The signing turned out to be one of baseball's best bargains in 2014. Cruz enjoyed a career year while hitting in the middle of a quality Orioles lineup and playing in hitter-friendly Camden Yards, even though he hit more home runs on the road (25) than at home (15).
The effect that Cruz's departure will have on potentially re-signing right fielder Nick Markakis is unclear. The Orioles and Markakis appeared to be fairly close last month to a four-year deal worth between $10 million and $12 million annually. But those negotiations have stalled, and multiple sources said late Monday that there looks to be less than a 50-50 chance that Markakis returns to the Orioles.

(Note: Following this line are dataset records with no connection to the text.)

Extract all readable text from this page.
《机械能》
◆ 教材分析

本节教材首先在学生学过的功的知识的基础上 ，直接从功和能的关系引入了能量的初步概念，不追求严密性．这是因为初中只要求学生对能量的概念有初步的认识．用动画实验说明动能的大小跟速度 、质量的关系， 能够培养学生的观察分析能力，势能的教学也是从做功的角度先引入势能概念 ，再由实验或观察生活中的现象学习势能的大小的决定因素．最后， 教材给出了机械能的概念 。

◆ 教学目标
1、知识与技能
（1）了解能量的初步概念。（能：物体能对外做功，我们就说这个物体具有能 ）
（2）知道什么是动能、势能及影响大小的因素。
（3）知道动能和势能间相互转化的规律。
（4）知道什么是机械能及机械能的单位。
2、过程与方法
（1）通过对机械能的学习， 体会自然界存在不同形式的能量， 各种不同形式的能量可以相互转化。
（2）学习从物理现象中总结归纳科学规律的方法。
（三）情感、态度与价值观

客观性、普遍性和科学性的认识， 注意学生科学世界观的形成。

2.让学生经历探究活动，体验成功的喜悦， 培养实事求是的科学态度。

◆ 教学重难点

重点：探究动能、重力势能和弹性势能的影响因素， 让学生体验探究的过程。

Other teams appear to be interested, and it's possible that he could get a four-year deal — and perhaps more money — elsewhere. Markakis, however, has spoken publicly several times in the past about wanting to remain with the Orioles.
If Markakis leaves, the Orioles' starting outfield — at this moment — would be center fielder Adam Jones flanked by Alejandro De Aza in left field and Steve Pearce in right field. Meanwhile, the Orioles were linked to free-agent outfielder Torii Hunter and reportedly inquired about Los Angeles Dodgers outfielder Matt Kemp.
"We also have some resources we can re-invest in the 2015 team," Duquette said. "I'm sure we'll get some quality players to help the team."
NOTES: The Orioles are expected to tender contracts to all 11 of their arbitration-eligible players by today's deadline: Zach Britton, Chris Davis, De Aza, Ryan Flaherty, Miguel Gonzalez, Tommy Hunter, Brian Matusz, Bud Norris, Pearce, Chris Tillman and Matt Wieters. … Double-A Bowie field coach Butch Davis, who spent the past two decades as a coach in the Orioles minor league system, was announced Monday as the new Minnesota Twins first base coach under manager Paul Molitor.